Today’s best film: 12 Years a Slave (Steve McQueen/ 2013/ UK-USA/ Biography-Drama-History/ 134 mins/ Rated R for violence, cruelty, some nudity and brief sexuality) 11 am today, 2 pm, 5 pm and 8 pm every day, and 11 pm Friday and Saturday, MovieTowne, Port-of-Spain BEST FILM OF THE WEEK. Watch this if you liked Amistad, Boys Don’t Cry or Django Unchained. Time your arrival at or departure from your Carnival Sunday all-inclusive fete to allow you to see the most eagerly anticipated film amongst the world’s filmmakers, which has finally reached the big screens in Trinidad, just when Trinidadians take on serious movies the least! The best films in T&T have the shortest runs and this may be the best film of the century, so go real fast. It is harsh, deeply upsetting, painful to endure—and critically important. This is where we started from, and it’s no surprise where we ended up, still willing to inflict pain on one another at the drop of an eyelash. T&T will be able to assess itself, as a society, depending on whether it “prefers” this historically accurate account or the Quentin Tarantino version with plenty more explosion and thing. Harsh as it is, it could have been a lot harder, if the worst moments of Solomon Northup’s autobiography had been included.

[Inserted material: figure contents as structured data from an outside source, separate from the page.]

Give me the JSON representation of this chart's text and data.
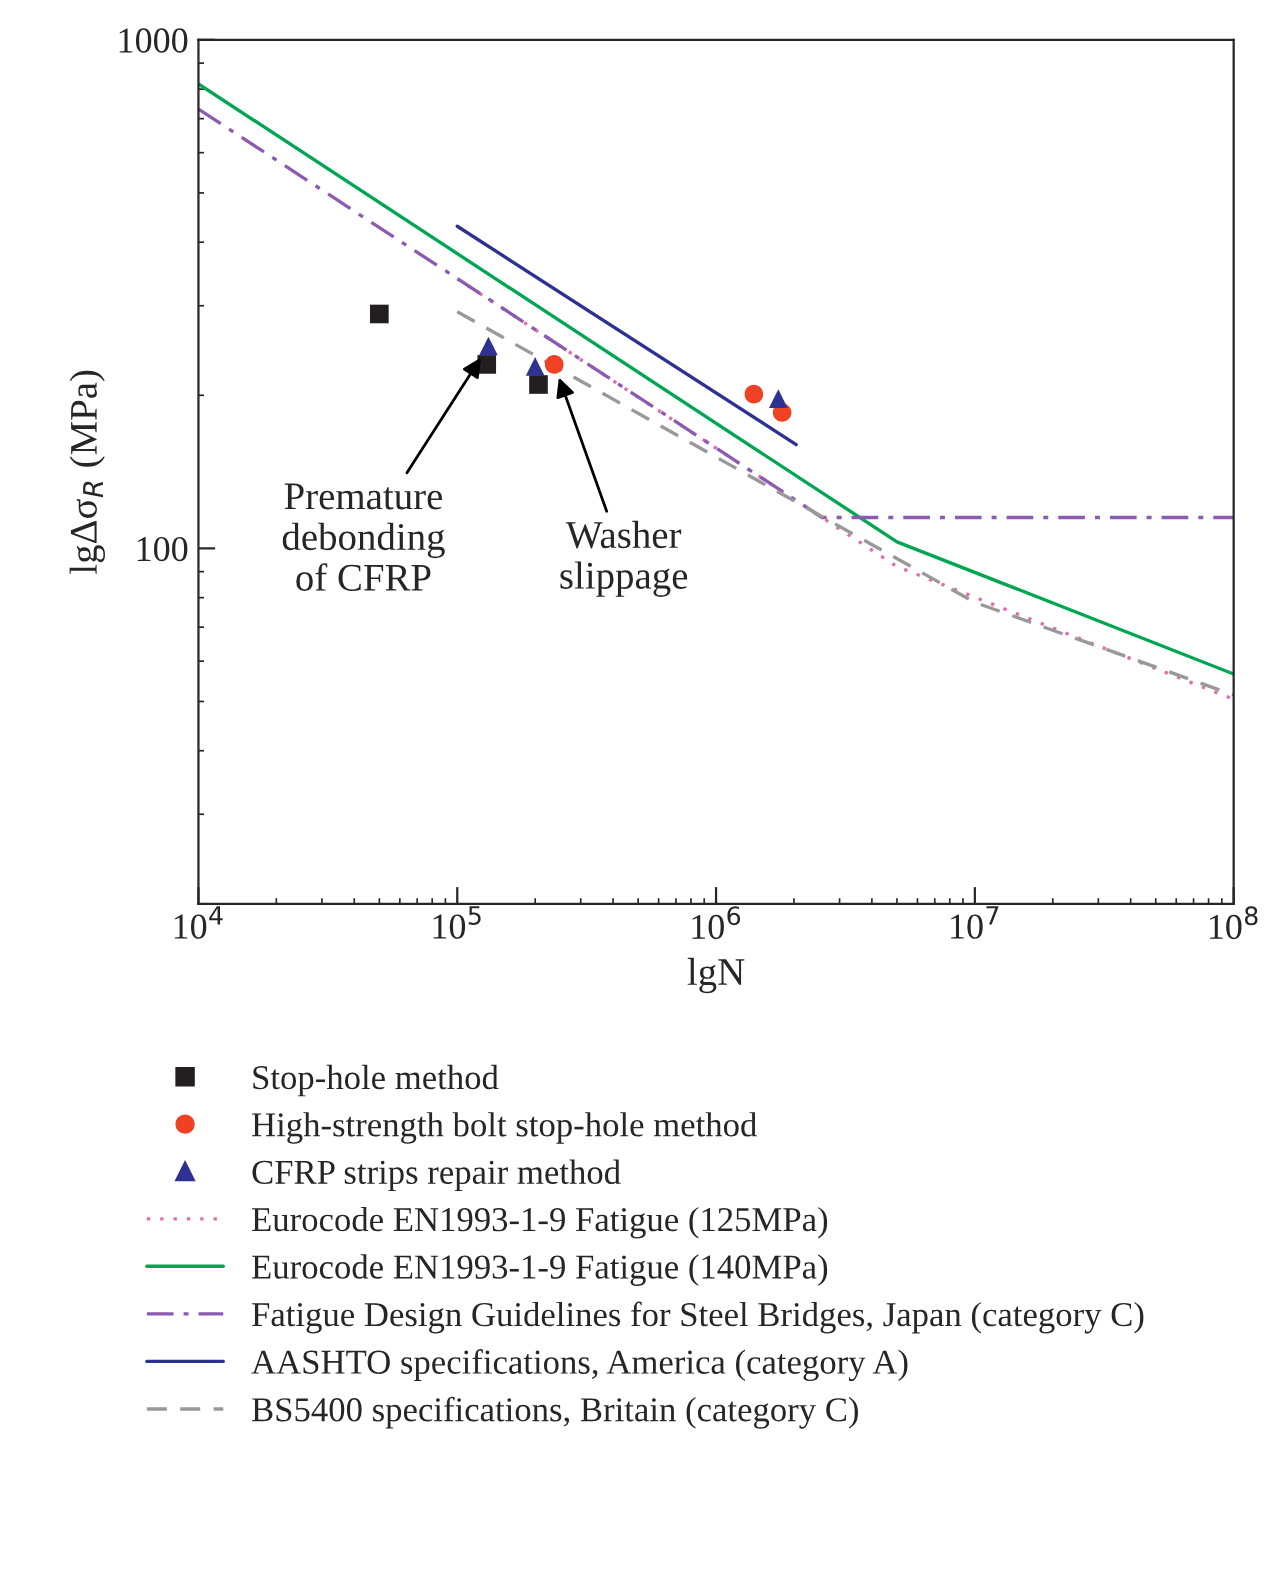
{
  "chart_data": {
    "type": "scatter",
    "xlabel": "lgN",
    "ylabel": "lgΔσ$_{R}$ (MPa)",
    "log": "xy",
    "xlim": [
      10000,
      100000000
    ],
    "ylim": [
      20,
      1000
    ],
    "xticks": [
      {
        "value": 10000,
        "label": "10$^{4}$"
      },
      {
        "value": 100000,
        "label": "10$^{5}$"
      },
      {
        "value": 1000000,
        "label": "10$^{6}$"
      },
      {
        "value": 10000000,
        "label": "10$^{7}$"
      },
      {
        "value": 100000000,
        "label": "10$^{8}$"
      }
    ],
    "yticks": [
      100,
      1000
    ],
    "grid": false,
    "legend": "bottom",
    "series": [
      {
        "name": "Stop-hole method",
        "marker": "square",
        "color": "#231f20",
        "x": [
          50000,
          130000,
          206000
        ],
        "values": [
          289,
          230,
          210
        ]
      },
      {
        "name": "High-strength bolt stop-hole method",
        "marker": "circle",
        "color": "#ef4123",
        "x": [
          237000,
          1400000,
          1800000
        ],
        "values": [
          230,
          201,
          185
        ]
      },
      {
        "name": "CFRP strips repair method",
        "marker": "triangle",
        "color": "#2e3192",
        "x": [
          132000,
          200000,
          1740000
        ],
        "values": [
          250,
          228,
          197
        ]
      },
      {
        "name": "Eurocode EN1993-1-9 Fatigue (125MPa)",
        "type": "line",
        "line_style": "dotted",
        "color": "#e06fb0",
        "x": [
          100000,
          5000000,
          100000000
        ],
        "values": [
          339,
          92.1,
          50.5
        ]
      },
      {
        "name": "Eurocode EN1993-1-9 Fatigue (140MPa)",
        "type": "line",
        "line_style": "solid",
        "color": "#00a651",
        "x": [
          10000,
          5000000,
          100000000
        ],
        "values": [
          819,
          103,
          56.6
        ]
      },
      {
        "name": "Fatigue Design Guidelines for Steel Bridges, Japan (category C)",
        "type": "line",
        "line_style": "dashdot",
        "color": "#8a5bb0",
        "x": [
          10000,
          2570000,
          100000000
        ],
        "values": [
          731,
          115,
          115
        ]
      },
      {
        "name": "AASHTO specifications, America (category A)",
        "type": "line",
        "line_style": "solid",
        "color": "#2e3192",
        "x": [
          100000,
          2040000
        ],
        "values": [
          430,
          160
        ]
      },
      {
        "name": "BS5400 specifications, Britain (category C)",
        "type": "line",
        "line_style": "dashed",
        "color": "#999999",
        "x": [
          100000,
          10000000,
          100000000
        ],
        "values": [
          292,
          78.3,
          51.5
        ]
      }
    ],
    "annotations": [
      {
        "text": "Premature\ndebonding\nof CFRP",
        "x": 132000,
        "y": 250
      },
      {
        "text": "Washer\nslippage",
        "x": 237000,
        "y": 230
      }
    ]
  }
}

Today and rest of the week: Enough Said (Nicole Holofcener/ 2013/ USA/ Romantic Comedy/ 93 mins/ Rated PG-13 for crude and sexual content, comic violence, language and partial nudity) 10.40 am today, 1 pm, 3.30 pm, 6 pm, 8.30 pm, and 10.45 pm Friday and Saturday MovieTowne, Port-of-Spain. Watch this if you liked Blue Jasmine, Nobody Walks or The Sessions. Toss your pirate DVD copy out and head for the big screen for James “Tony Soprano” Gandolfini’s last film and the first moving pictures to properly harness the huge dramatic talent of Julia “Elaine on Seinfeld” Louis-Dreyfus. Enough Said represents both Independent American cinema and the least reliable of all movie genres, the romantic comedy, at their best. Centred squarely on the relationships between its characters and the outstanding performances of all, including Catherine Keener in support, Enough Said never flags for an instant and offers enough laughs to more than make up for the one fly in the ointment, namely, a plot that might have worried Shakespeare over its believability. 

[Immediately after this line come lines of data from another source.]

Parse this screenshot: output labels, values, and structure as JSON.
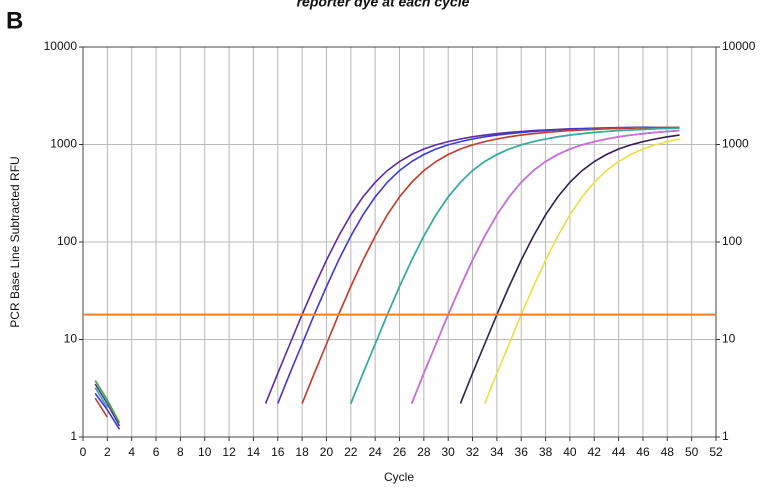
{
  "chart_data": {
    "type": "line",
    "title": "reporter dye at each cycle",
    "panel_label": "B",
    "xlabel": "Cycle",
    "ylabel": "PCR Base Line Subtracted RFU",
    "log_y": true,
    "grid": true,
    "xlim": [
      0,
      52
    ],
    "xticks": [
      0,
      2,
      4,
      6,
      8,
      10,
      12,
      14,
      16,
      18,
      20,
      22,
      24,
      26,
      28,
      30,
      32,
      34,
      36,
      38,
      40,
      42,
      44,
      46,
      48,
      50,
      52
    ],
    "ylim": [
      1,
      10000
    ],
    "yticks": [
      1,
      10,
      100,
      1000,
      10000
    ],
    "threshold": {
      "value": 18,
      "color": "#e8802a"
    },
    "x": [
      1,
      2,
      3,
      4,
      5,
      6,
      7,
      8,
      9,
      10,
      11,
      12,
      13,
      14,
      15,
      16,
      17,
      18,
      19,
      20,
      21,
      22,
      23,
      24,
      25,
      26,
      27,
      28,
      29,
      30,
      31,
      32,
      33,
      34,
      35,
      36,
      37,
      38,
      39,
      40,
      41,
      42,
      43,
      44,
      45,
      46,
      47,
      48,
      49
    ],
    "series": [
      {
        "color": "#5a2ca0",
        "values": [
          3.5,
          2.2,
          1.3,
          null,
          null,
          null,
          null,
          null,
          null,
          null,
          null,
          null,
          null,
          null,
          2.2,
          4.5,
          9,
          18,
          35,
          65,
          115,
          190,
          290,
          410,
          540,
          670,
          790,
          900,
          990,
          1070,
          1140,
          1200,
          1250,
          1290,
          1330,
          1360,
          1390,
          1410,
          1430,
          1450,
          1460,
          1470,
          1480,
          1490,
          1495,
          1500,
          1500,
          1500,
          1500
        ]
      },
      {
        "color": "#3a3ad8",
        "values": [
          2.8,
          1.9,
          1.2,
          null,
          null,
          null,
          null,
          null,
          null,
          null,
          null,
          null,
          null,
          null,
          null,
          2.2,
          4.5,
          9,
          18,
          35,
          65,
          115,
          190,
          290,
          410,
          540,
          670,
          790,
          900,
          990,
          1070,
          1140,
          1200,
          1250,
          1290,
          1330,
          1360,
          1390,
          1410,
          1430,
          1450,
          1460,
          1470,
          1480,
          1490,
          1495,
          1500,
          1500,
          1500
        ]
      },
      {
        "color": "#e6e63a",
        "values": [
          null,
          null,
          null,
          null,
          null,
          null,
          null,
          null,
          null,
          null,
          null,
          null,
          null,
          null,
          null,
          null,
          null,
          2.2,
          4.5,
          9,
          18,
          35,
          65,
          115,
          190,
          290,
          410,
          540,
          670,
          790,
          900,
          990,
          1070,
          1140,
          1200,
          1250,
          1290,
          1330,
          1360,
          1390,
          1410,
          1430,
          1450,
          1460,
          1470,
          1480,
          1490,
          1495,
          1500
        ]
      },
      {
        "color": "#c03a3a",
        "values": [
          2.5,
          1.6,
          null,
          null,
          null,
          null,
          null,
          null,
          null,
          null,
          null,
          null,
          null,
          null,
          null,
          null,
          null,
          2.2,
          4.5,
          9,
          18,
          35,
          65,
          115,
          190,
          290,
          410,
          540,
          670,
          790,
          900,
          990,
          1070,
          1140,
          1200,
          1250,
          1290,
          1330,
          1360,
          1390,
          1410,
          1430,
          1450,
          1460,
          1470,
          1480,
          1490,
          1495,
          1500
        ]
      },
      {
        "color": "#34b034",
        "values": [
          3.8,
          2.4,
          1.4,
          null,
          null,
          null,
          null,
          null,
          null,
          null,
          null,
          null,
          null,
          null,
          null,
          null,
          null,
          null,
          null,
          null,
          null,
          2.2,
          4.5,
          9,
          18,
          35,
          65,
          115,
          190,
          290,
          410,
          540,
          670,
          790,
          900,
          990,
          1070,
          1140,
          1200,
          1250,
          1290,
          1330,
          1360,
          1390,
          1410,
          1430,
          1450,
          1460,
          1470
        ]
      },
      {
        "color": "#38a8a8",
        "values": [
          3.2,
          2.0,
          null,
          null,
          null,
          null,
          null,
          null,
          null,
          null,
          null,
          null,
          null,
          null,
          null,
          null,
          null,
          null,
          null,
          null,
          null,
          2.2,
          4.5,
          9,
          18,
          35,
          65,
          115,
          190,
          290,
          410,
          540,
          670,
          790,
          900,
          990,
          1070,
          1140,
          1200,
          1250,
          1290,
          1330,
          1360,
          1390,
          1410,
          1430,
          1450,
          1460,
          1470
        ]
      },
      {
        "color": "#2a2a9a",
        "values": [
          null,
          null,
          null,
          null,
          null,
          null,
          null,
          null,
          null,
          null,
          null,
          null,
          null,
          null,
          null,
          null,
          null,
          null,
          null,
          null,
          null,
          null,
          null,
          null,
          null,
          null,
          2.2,
          4.5,
          9,
          18,
          35,
          65,
          115,
          190,
          290,
          410,
          540,
          670,
          790,
          900,
          990,
          1070,
          1140,
          1200,
          1250,
          1290,
          1330,
          1360,
          1390
        ]
      },
      {
        "color": "#d070d8",
        "values": [
          null,
          null,
          null,
          null,
          null,
          null,
          null,
          null,
          null,
          null,
          null,
          null,
          null,
          null,
          null,
          null,
          null,
          null,
          null,
          null,
          null,
          null,
          null,
          null,
          null,
          null,
          2.2,
          4.5,
          9,
          18,
          35,
          65,
          115,
          190,
          290,
          410,
          540,
          670,
          790,
          900,
          990,
          1070,
          1140,
          1200,
          1250,
          1290,
          1330,
          1360,
          1390
        ]
      },
      {
        "color": "#302050",
        "values": [
          null,
          null,
          null,
          null,
          null,
          null,
          null,
          null,
          null,
          null,
          null,
          null,
          null,
          null,
          null,
          null,
          null,
          null,
          null,
          null,
          null,
          null,
          null,
          null,
          null,
          null,
          null,
          null,
          null,
          null,
          2.2,
          4.5,
          9,
          18,
          35,
          65,
          115,
          190,
          290,
          410,
          540,
          670,
          790,
          900,
          990,
          1070,
          1140,
          1200,
          1250
        ]
      },
      {
        "color": "#e8e040",
        "values": [
          null,
          null,
          null,
          null,
          null,
          null,
          null,
          null,
          null,
          null,
          null,
          null,
          null,
          null,
          null,
          null,
          null,
          null,
          null,
          null,
          null,
          null,
          null,
          null,
          null,
          null,
          null,
          null,
          null,
          null,
          null,
          null,
          2.2,
          4.5,
          9,
          18,
          35,
          65,
          115,
          190,
          290,
          410,
          540,
          670,
          790,
          900,
          990,
          1070,
          1140
        ]
      }
    ]
  }
}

A Nightmare on Elm Street (Wes Craven/ 1984/ USA/ Horror/ 91 mins/ R for violence, strong language and sexual content) 10 pm Thursday Turner Classic Movies. Watch this if you liked Insidious, Paranormal Activity or The Shining. BC on TV’s third-favourite horror, after The Shining and The Exorcist, Nightmare’s magic comes from director Craven’s melding of the dream world with the waking one to create a film as big on atmosphere as it was small on budget. Three full decades after it was made (without a frame of CGA), the viewer’s body hair stands on end for several of the most memorable images in cinema, like Freddy trying to push through the wall above Nancy’s bed (achieved with a piece of ordinary latex and a startling imagination) or the children skipping rope, singing, “One, two/ Freddie’s coming for you” up to “Nine, ten/ Never sleep again”. Arguably the most astonishing sight in the film, though, is an unbelievably young, pre-21 Jump Street Johnny Depp. Recommended like obeah. Best of the rest:  Mon: A Lonely Place to Die, 10 pm HBO; Tues: *Das Boot, 3 pm TCM; Wed: Everything Is Illuminated, 9 pm MaxW; Thurs: Romeo and Juliet (1968 Franco Zifferelli version), 3pm TCM;  Fri: The Wild Bunch, 5.15 pm TCM; Sat: Pale Rider, 6 am TCM. *Starred films have been chosen in the last three months. Scheduled Internet times often vary on the day, particularly around month-end.